5 Doctor Specialties Facing Shortages

It's no secret that doctors will be in high demand in the coming years. Baby Boomers are retiring and expected to consume more healthcare as they age. The country's working-age population, meanwhile, isn't growing fast enough to keep up.

It’s no secret that doctors will be in high demand in the coming years. Baby Boomers are retiring and expected to consume more healthcare as they age. The country’s working-age population, meanwhile, isn’t growing fast enough to keep up.

The projected healthcare labor shortage is highlighted in a new report by The Conference Board, titled “From Not Enough Jobs to Not Enough Workers.”

“Companies in the US, Europe, and elsewhere must begin planning now for an environment in which difficulties recruiting and retaining workers will make it significantly harder to control labor costs without losing labor quality,” Gad Levanon, director of macroeconomic research at The Conference Board, and one of the study’s authors, said in a statement.

The problem is acute in the healthcare industry. In addition to all those Baby Boomers, millions of Americans are now enrolled in health insurance for the first time as a result of the Affordable Care Act. Those newly insured patients will be on the lookout for doctors. Meanwhile, the barriers to entering many medical professions remain high, both academically and financially.

The report includes a couple of important caveats. First, America’s projected labor shortage is about average when compared to Europe, where Germany is expected to face the biggest shortfall. Also, the numbers are based on Bureau of Labor Statistics (BLS) projections that labor market growth will accelerate in the next few years. If that fails to materialize, the shortages could be less severe.

If things go as researchers expect, the 5 specialties on the next page will likely be in high demand.

Podiatrists

There were 10,700 podiatrists working in the US in 2010, according to BLS. That number is expected to grow by 23% by 2022. However, due to a relatively small number of projected new entrants, The Conference Board sees podiatry as facing the steepest labor shortage of any physician specialty by 2022.

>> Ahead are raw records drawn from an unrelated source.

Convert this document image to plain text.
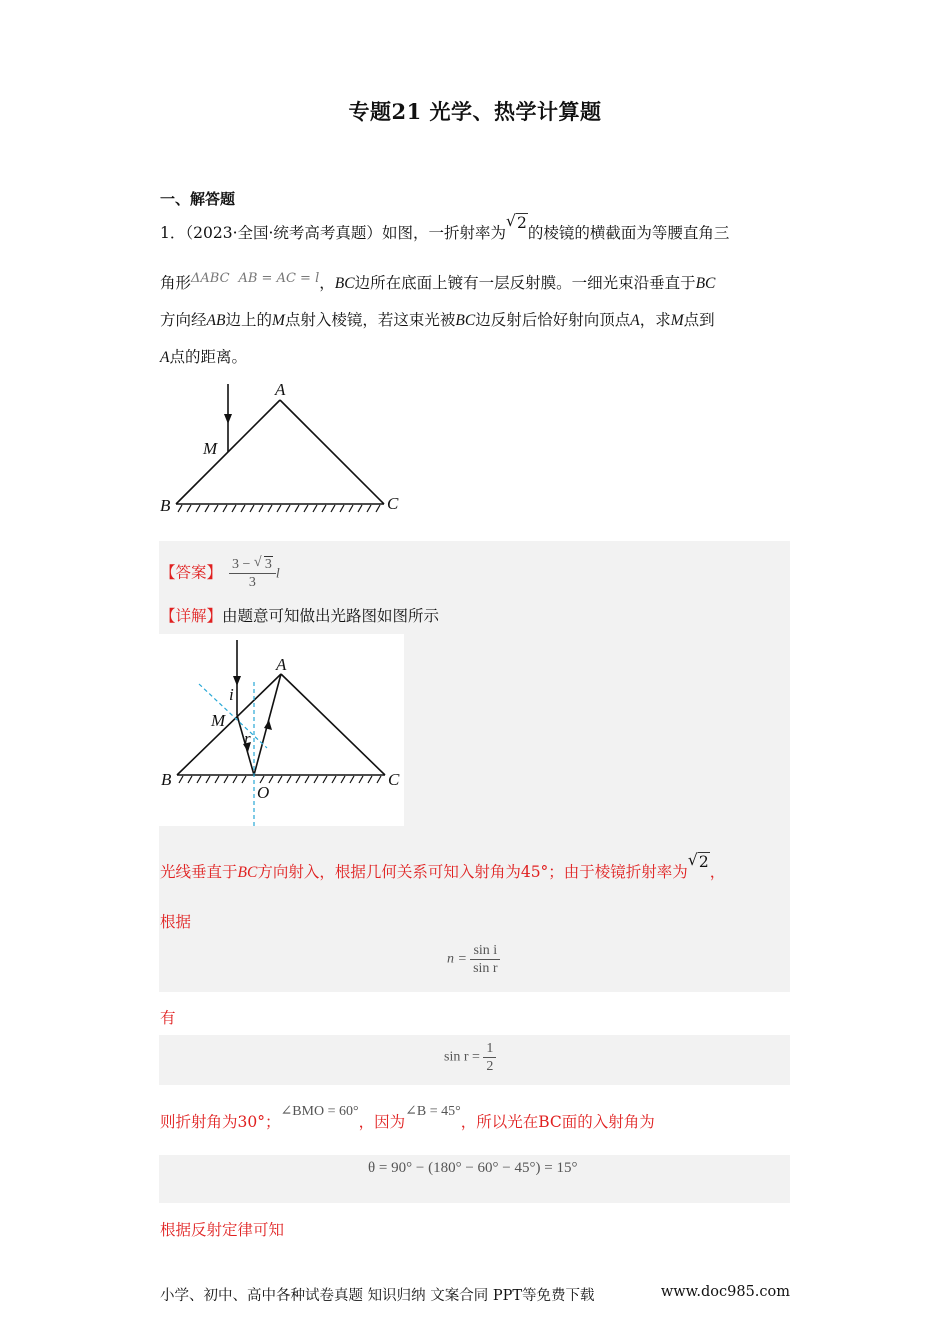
专题21 光学、热学计算题
一、解答题
1．（2023·全国·统考高考真题）如图，一折射率为
√ 2的棱镜的横截面为等腰直角三
角形$^{\Delta ABC}$ $^{AB = AC = l}$，BC边所在底面上镀有一层反射膜。一细光束沿垂直于BC
方向经AB边上的M点射入棱镜，若这束光被BC边反射后恰好射向顶点A，求M点到
A点的距离。
A
B	C
M
【答案】 $\frac{3 - √ 3}{3}$ l
【详解】由题意可知做出光路图如图所示
A
B	C
M
O
i
r
光线垂直于BC方向射入，根据几何关系可知入射角为45°；由于棱镜折射率为
√ 2，
根据
$n = \frac{\text{sin i}}{\text{sin r}}$
有
$\sin r = \frac{1}{2}$
则折射角为30°；∠BMO = 60°，因为∠B = 45°，所以光在BC面的入射角为
θ = 90° − (180° − 60° − 45°) = 15°
根据反射定律可知
小学、初中、高中各种试卷真题 知识归纳 文案合同 PPT等免费下载	www.doc985.com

The median income of a podiatrist was $116,440 per year in 2012, according to BLS.

Optometrists

BLS expects the number of available optometry jobs in the US to jump by 24% in the decade ending in 2022. After factoring in projected new entrants, The Conference Board put optometrists just behind podiatrists when it comes to projected labor shortfall.

Overall, there were 33,100 optometrists in the US in 2012, making a median income of $97,820 per year.

Physicians and surgeons

Nearly 700,000 people worked as physicians or surgeons in the US in 2012, but that won’t be enough to keep up with demand in 2022, which will have increased by 18%. Nearly 28% of US physicians already come from other countries, according to The Conference Board.

The median income of a physician and surgeon in the US was $187,200 in 2012.

Dentists

The dental profession is expected to grow by 16% between 2012 and 2022, according to BLS. In addition to the projected dentist shortage, The Conference Board also projects dental hygienists and dental laboratory technicians will also be in high demand.

The 146,800 dentists working in the US in 2012 made a median income of $149,310.

Psychologists

Demand for psychologists is slated to increase by 12 percent by 2022. Though the expected growth is less than other medical specialties, The Conference Board found a low replacement rate, leading to the specialty’s placement on the shortage list.

There were 160,200 psychologists in the US in 2012. They made a median income of $69,280.